Gardner was rescued and transferred to a hospital, suffering from hypothermia and frostbite, he said. His feet were frozen into his boots and doctors told Gardner they might require amputation.

Gardner’s feet were later treated with pressurized oxygen in a hyperbaric chamber, which increased blood flow to the tissue, Gardner said.

“We did that for a month. My feet started to heal,” he said. “In June I started to wear shoes. In July, I started to actually walk on it.”

In 2004, Gardner returned to the Olympics, bringing home the bronze medal.

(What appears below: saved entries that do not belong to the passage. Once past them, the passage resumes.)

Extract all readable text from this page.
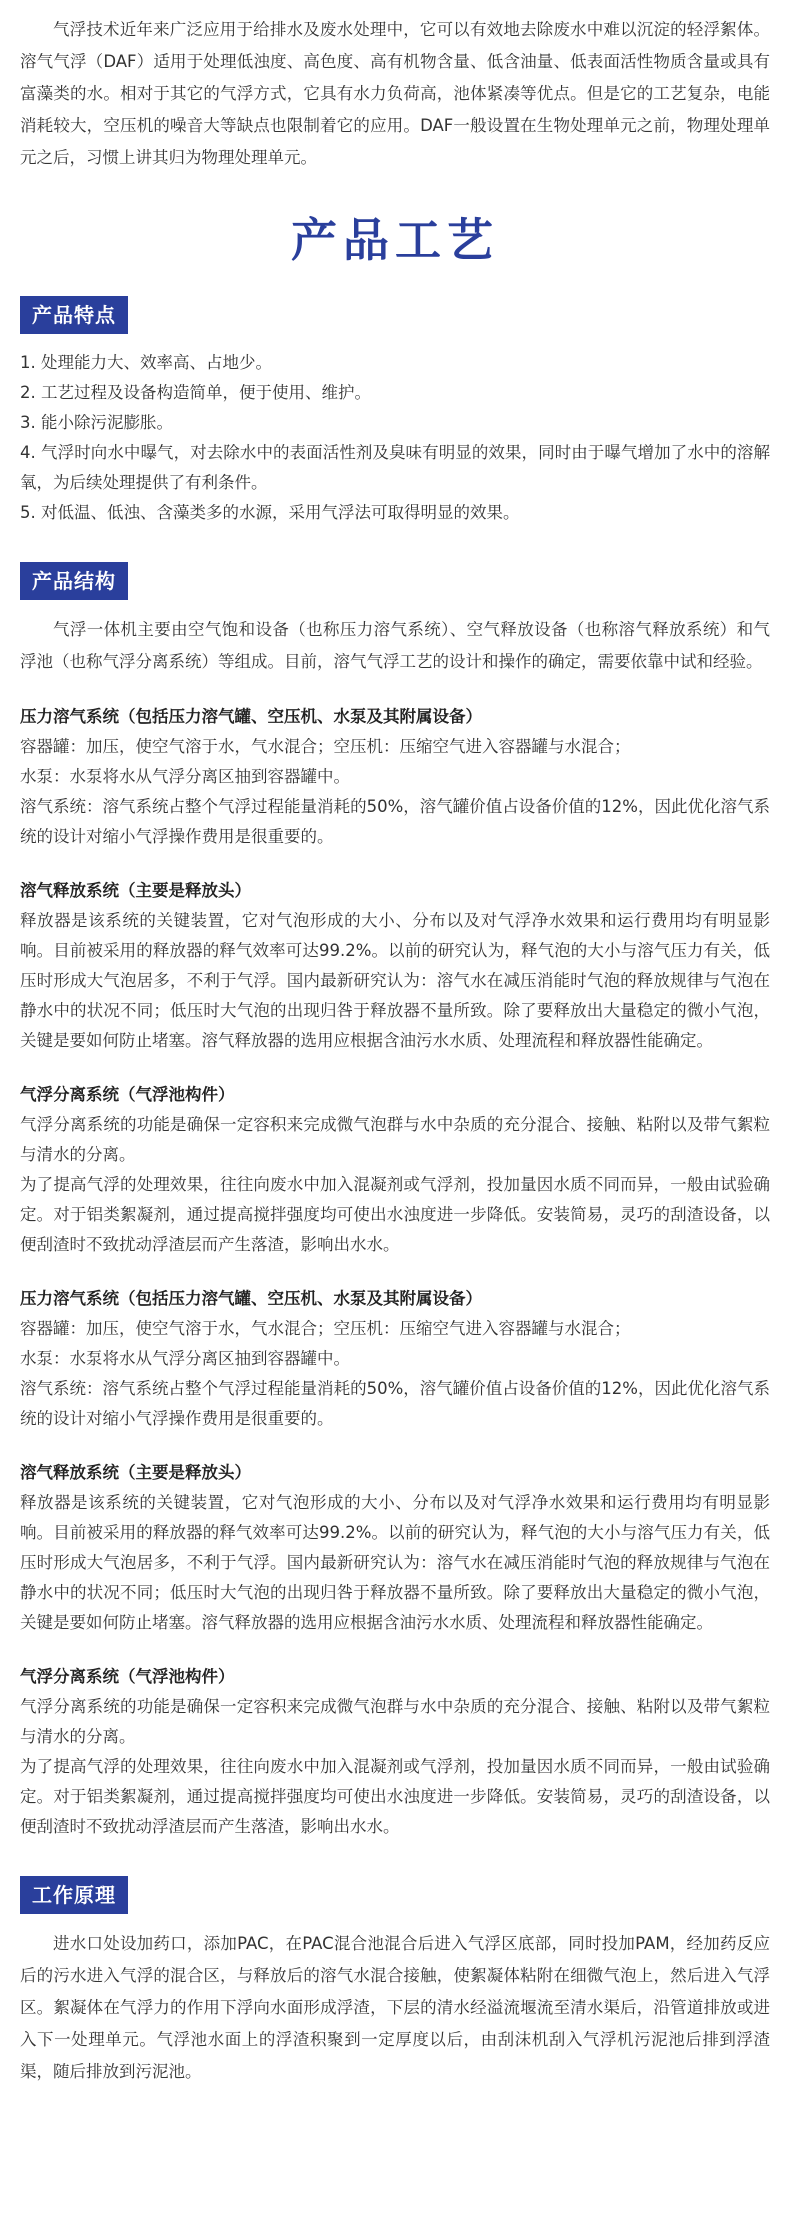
气浮技术近年来广泛应用于给排水及废水处理中，它可以有效地去除废水中难以沉淀的轻浮絮体。溶气气浮（DAF）适用于处理低浊度、高色度、高有机物含量、低含油量、低表面活性物质含量或具有富藻类的水。相对于其它的气浮方式，它具有水力负荷高，池体紧凑等优点。但是它的工艺复杂，电能消耗较大，空压机的噪音大等缺点也限制着它的应用。DAF一般设置在生物处理单元之前，物理处理单元之后，习惯上讲其归为物理处理单元。

产品工艺
产品特点
1. 处理能力大、效率高、占地少。
2. 工艺过程及设备构造简单，便于使用、维护。
3. 能小除污泥膨胀。
4. 气浮时向水中曝气，对去除水中的表面活性剂及臭味有明显的效果，同时由于曝气增加了水中的溶解氧，为后续处理提供了有利条件。
5. 对低温、低浊、含藻类多的水源，采用气浮法可取得明显的效果。
产品结构

气浮一体机主要由空气饱和设备（也称压力溶气系统）、空气释放设备（也称溶气释放系统）和气浮池（也称气浮分离系统）等组成。目前，溶气气浮工艺的设计和操作的确定，需要依靠中试和经验。

压力溶气系统（包括压力溶气罐、空压机、水泵及其附属设备）

容器罐：加压，使空气溶于水，气水混合；空压机：压缩空气进入容器罐与水混合；

水泵：水泵将水从气浮分离区抽到容器罐中。

溶气系统：溶气系统占整个气浮过程能量消耗的50%，溶气罐价值占设备价值的12%，因此优化溶气系统的设计对缩小气浮操作费用是很重要的。

溶气释放系统（主要是释放头）

释放器是该系统的关键装置，它对气泡形成的大小、分布以及对气浮净水效果和运行费用均有明显影响。目前被采用的释放器的释气效率可达99.2%。以前的研究认为，释气泡的大小与溶气压力有关，低压时形成大气泡居多，不利于气浮。国内最新研究认为：溶气水在减压消能时气泡的释放规律与气泡在静水中的状况不同；低压时大气泡的出现归咎于释放器不量所致。除了要释放出大量稳定的微小气泡，关键是要如何防止堵塞。溶气释放器的选用应根据含油污水水质、处理流程和释放器性能确定。

气浮分离系统（气浮池构件）

气浮分离系统的功能是确保一定容积来完成微气泡群与水中杂质的充分混合、接触、粘附以及带气絮粒与清水的分离。

为了提高气浮的处理效果，往往向废水中加入混凝剂或气浮剂，投加量因水质不同而异，一般由试验确定。对于铝类絮凝剂，通过提高搅拌强度均可使出水浊度进一步降低。安装简易，灵巧的刮渣设备，以便刮渣时不致扰动浮渣层而产生落渣，影响出水水。

压力溶气系统（包括压力溶气罐、空压机、水泵及其附属设备）

容器罐：加压，使空气溶于水，气水混合；空压机：压缩空气进入容器罐与水混合；

水泵：水泵将水从气浮分离区抽到容器罐中。

溶气系统：溶气系统占整个气浮过程能量消耗的50%，溶气罐价值占设备价值的12%，因此优化溶气系统的设计对缩小气浮操作费用是很重要的。

溶气释放系统（主要是释放头）

释放器是该系统的关键装置，它对气泡形成的大小、分布以及对气浮净水效果和运行费用均有明显影响。目前被采用的释放器的释气效率可达99.2%。以前的研究认为，释气泡的大小与溶气压力有关，低压时形成大气泡居多，不利于气浮。国内最新研究认为：溶气水在减压消能时气泡的释放规律与气泡在静水中的状况不同；低压时大气泡的出现归咎于释放器不量所致。除了要释放出大量稳定的微小气泡，关键是要如何防止堵塞。溶气释放器的选用应根据含油污水水质、处理流程和释放器性能确定。

气浮分离系统（气浮池构件）

气浮分离系统的功能是确保一定容积来完成微气泡群与水中杂质的充分混合、接触、粘附以及带气絮粒与清水的分离。

为了提高气浮的处理效果，往往向废水中加入混凝剂或气浮剂，投加量因水质不同而异，一般由试验确定。对于铝类絮凝剂，通过提高搅拌强度均可使出水浊度进一步降低。安装简易，灵巧的刮渣设备，以便刮渣时不致扰动浮渣层而产生落渣，影响出水水。

工作原理

进水口处设加药口，添加PAC，在PAC混合池混合后进入气浮区底部，同时投加PAM，经加药反应后的污水进入气浮的混合区，与释放后的溶气水混合接触，使絮凝体粘附在细微气泡上，然后进入气浮区。絮凝体在气浮力的作用下浮向水面形成浮渣，下层的清水经溢流堰流至清水渠后，沿管道排放或进入下一处理单元。气浮池水面上的浮渣积聚到一定厚度以后，由刮沫机刮入气浮机污泥池后排到浮渣渠，随后排放到污泥池。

More recently, Gardner competed on the TV show “The Biggest Loser,” losing 173 pounds. In 2005 he published his autobiography, “Never Stop Pushing: My Life from a Wyoming Farm to the Olympic Medals Stand.”

Gardner was the head wrestling coach at Herriman High School but made the move to Southern Utah to work with local wrestlers. Additionally, he operates Rulon Gardner’s Gold Medal Gym, a youth wrestling club.